Phrasing mathematically, we have $49$ triples $(x, y, z)$ of integers from $0$ to $7$. Thus, it suffices to show that there exist two triples $(x, y, z)$ and $(x', y', z')$ such that $x \ge x'$, $y \ge y'$, and $z \ge z'$. To make this a divisors condition, we can reformulate the condition as \[2^{x'} \cdot 3^{y'} \cdot 5^{z'} | 2^x \cdot 3^y \cdot 5^z.\] Suppose for the sake of contradiction that among any subset of the positive divisors of $N = 2^7 \cdot 3^7 \cdot 5^7$ with $49$ elements, there exist no two divisors such that $d_1 | d_2$. This is equivalent to there existing an antichain of length $49$ of $N$. However, by the Maximal Antichain Lemma, the maximal size of an antichain is the number of solutions to the equation $x + y + z = \left\lfloor\frac{7 + 7 + 7}{2}\right\rfloor = 10$ with $0 \le x,y,z \le 7$. By Stars and Bars with PIE or pure bash, we get that the number of solutions is $\binom{12}{2} - 3\binom{4}{2} = 66 - 18 = 48$. This is a contradiction, so there must always exist two divisors such that $d_1 | d_2$.

Would you be willing to give a citation for this lemma?

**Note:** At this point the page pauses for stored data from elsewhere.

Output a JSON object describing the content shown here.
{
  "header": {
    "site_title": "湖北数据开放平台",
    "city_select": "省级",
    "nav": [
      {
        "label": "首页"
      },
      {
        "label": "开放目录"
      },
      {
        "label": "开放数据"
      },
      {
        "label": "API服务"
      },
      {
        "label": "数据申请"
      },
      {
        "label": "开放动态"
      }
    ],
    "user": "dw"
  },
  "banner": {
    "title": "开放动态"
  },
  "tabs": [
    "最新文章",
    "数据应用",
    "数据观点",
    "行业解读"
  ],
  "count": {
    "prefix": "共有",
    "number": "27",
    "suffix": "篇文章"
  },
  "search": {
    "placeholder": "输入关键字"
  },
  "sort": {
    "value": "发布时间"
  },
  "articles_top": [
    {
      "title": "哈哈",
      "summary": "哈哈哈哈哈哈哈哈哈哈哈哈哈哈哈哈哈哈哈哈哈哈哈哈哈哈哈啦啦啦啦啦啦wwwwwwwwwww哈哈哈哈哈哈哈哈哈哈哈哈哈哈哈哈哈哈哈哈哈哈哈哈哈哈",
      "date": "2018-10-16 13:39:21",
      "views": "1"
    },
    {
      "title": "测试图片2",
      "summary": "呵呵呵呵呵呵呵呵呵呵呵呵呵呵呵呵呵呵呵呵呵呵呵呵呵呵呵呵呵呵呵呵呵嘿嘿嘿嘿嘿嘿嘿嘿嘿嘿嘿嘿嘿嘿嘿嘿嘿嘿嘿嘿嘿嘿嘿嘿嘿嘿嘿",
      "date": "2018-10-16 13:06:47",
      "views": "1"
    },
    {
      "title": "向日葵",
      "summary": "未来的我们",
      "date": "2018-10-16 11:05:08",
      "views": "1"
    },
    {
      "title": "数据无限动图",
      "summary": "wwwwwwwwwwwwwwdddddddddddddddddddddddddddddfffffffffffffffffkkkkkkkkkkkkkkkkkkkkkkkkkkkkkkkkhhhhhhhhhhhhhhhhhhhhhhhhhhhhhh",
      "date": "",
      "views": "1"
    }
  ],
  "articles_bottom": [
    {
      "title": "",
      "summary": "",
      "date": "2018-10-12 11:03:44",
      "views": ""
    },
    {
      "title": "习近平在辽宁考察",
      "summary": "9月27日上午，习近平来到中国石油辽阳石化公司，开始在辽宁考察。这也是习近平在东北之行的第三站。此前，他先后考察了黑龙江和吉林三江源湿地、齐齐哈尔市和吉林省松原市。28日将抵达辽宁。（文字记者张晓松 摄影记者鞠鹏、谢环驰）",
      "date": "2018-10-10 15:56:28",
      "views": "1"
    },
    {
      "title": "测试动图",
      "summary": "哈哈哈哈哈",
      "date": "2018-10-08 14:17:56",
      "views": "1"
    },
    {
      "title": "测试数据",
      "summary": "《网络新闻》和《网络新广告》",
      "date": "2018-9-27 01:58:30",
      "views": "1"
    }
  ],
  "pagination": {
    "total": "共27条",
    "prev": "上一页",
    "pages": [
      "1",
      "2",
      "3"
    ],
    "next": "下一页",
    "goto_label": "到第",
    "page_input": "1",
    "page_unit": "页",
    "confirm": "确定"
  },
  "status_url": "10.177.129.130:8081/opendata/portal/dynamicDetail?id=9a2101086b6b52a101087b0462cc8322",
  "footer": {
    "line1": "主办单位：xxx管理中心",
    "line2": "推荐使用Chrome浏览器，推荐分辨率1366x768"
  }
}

aryabhata000 wrote: Would you be willing to give a citation for this lemma? It’s essentially a generalization of Sperner’s Theorem, where we consider antichains of positive divisors instead of sets. Rough sketch: First, prove the BTK Theorem, which says that the set of positive divisors of $n$ can be partitioned into symmetric chains. A simple induction on the number of distinct prime factors of $n$ will suffice. Then, construct a bijection between the number of symmetric chains and the number of solutions to the particular equation, by considering the middle term in every symmetric chain. Then, note that any antichain can pick only one element from each symmetric chain by definition, so we get the conclusion.